In Emily Costa’s second-grade classroom, kids are free to wiggle, wobble and rock back and forth in their seats.
For the most part, Costa doesn’t have to worry that fidgeting students will topple over in their chairs.
While a few of her pupils sit in a traditional chair with four legs, some wiggle like they have ants in their pants on a wobble stool; others kneel on pillows at tables low to the floor while others prefer to stand.
Costa plans to soon add scoop rockers, plastic chairs that let kids sit and rock at floor level.
“It’s so twirly,” said second-grader Lucas Paffett of wobble stools. “Regular chairs just stand still. I don’t like those.”
The unconventional seating arrangement at Ramstein Elementary School is called flexible seating, part of a growing trend that’s transforming classrooms from a one-seat-fits-all model to an eclectic design more common in coffee shops or living rooms.
The idea is that allowing students to choose seating that suits their learning style, comfort level or even their mood helps them to better concentrate on academics.
“It takes that one thing off their plate of having to figure out how to be comfortable in a chair, when 6-, 7-, 8-year-olds are not necessarily meant to sit all day,” Costa said.

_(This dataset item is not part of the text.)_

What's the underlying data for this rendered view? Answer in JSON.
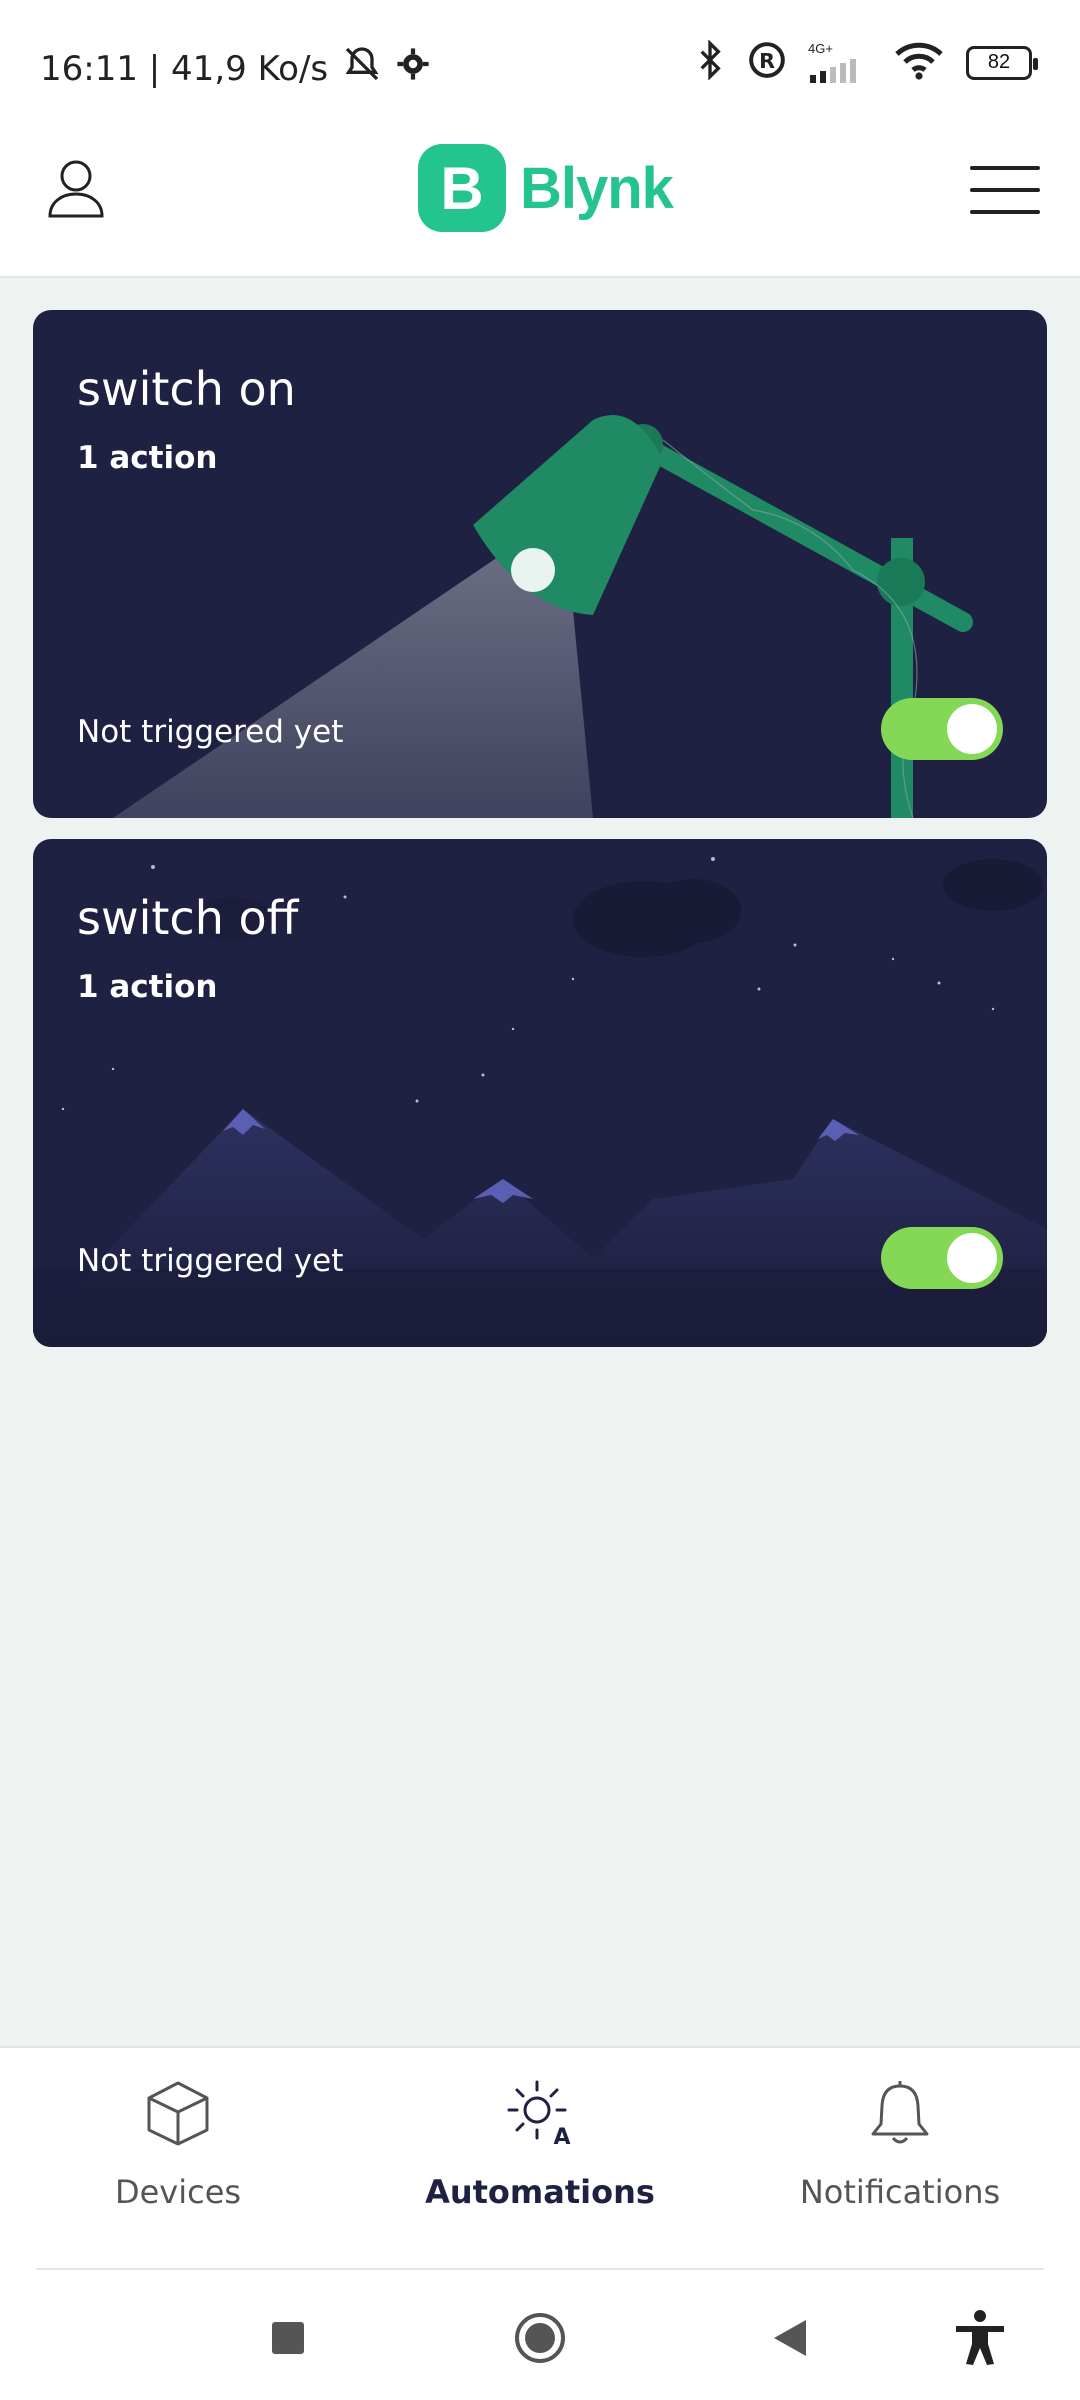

At RES, at least a dozen classrooms in kindergarten, first and second grade – nearly a third of the school – have adopted or are in the process of adding some flexible seating, said principal Emmalie Lee.
The cost varies. Pillows don’t cost much. Standing instead of sitting in the computer lab doesn’t cost anything.
But other choices are pricier. Wobbly stools start at about $70 apiece and go up from there. Yoga balls for the classroom cost about $30 each, RES teachers said.
That’s where local grant money comes in.
The Department of Defense Education Activity’s Europe East District this year awarded more than $58,000 in “$mart Money” grants to 29 educators in the district, including two for flexible seating. The program supports innovation aimed at boosting student achievement.
Awards were wide-ranging, from science kits and instruments for a string orchestra to hand-held whiteboards and equipment for a secular yoga program.
Two educators, one at RES and one at Ramstein Intermediate School, received grants for about $2,350 each for flexible seating.
At RES, the grant, awarded to first-grade teacher Sheila Marksberry, will be shared, teachers said.
“We have ordered more wobble chairs, some scoop rockers,” Costa said, as well as yoga balls and floor-level chairs with a lap desk.
Kelli Keedwell, an RES kindergarten teacher, received grant money for flexible seating last year, after reading about it on teacher blogs and websites.
“Last year, everybody wanted yoga balls,” she said, of her students. “This year, everybody wants the wobbly stools. I always tell them ‘find a seat you can do good work in.’”
Much of the evidence supporting flexible seating is anecdotal, though the concept is supported by research that shows kids are more engaged in learning when they’re physically active and are involved in creating their environment.
Keedwell said it’s all about the movement.
“Kindergarten is the new first grade, academic-wise,” she said. “It’s not the kindergarten that we used to know, where you’re outside playing all the time. We can at least move and get some wiggles out.”
But not too many wiggles. “They learn if they are being silly or (doing) too much bouncing on the yoga ball, they lose it for the day and then they get to try again the next day,” Keedwell said.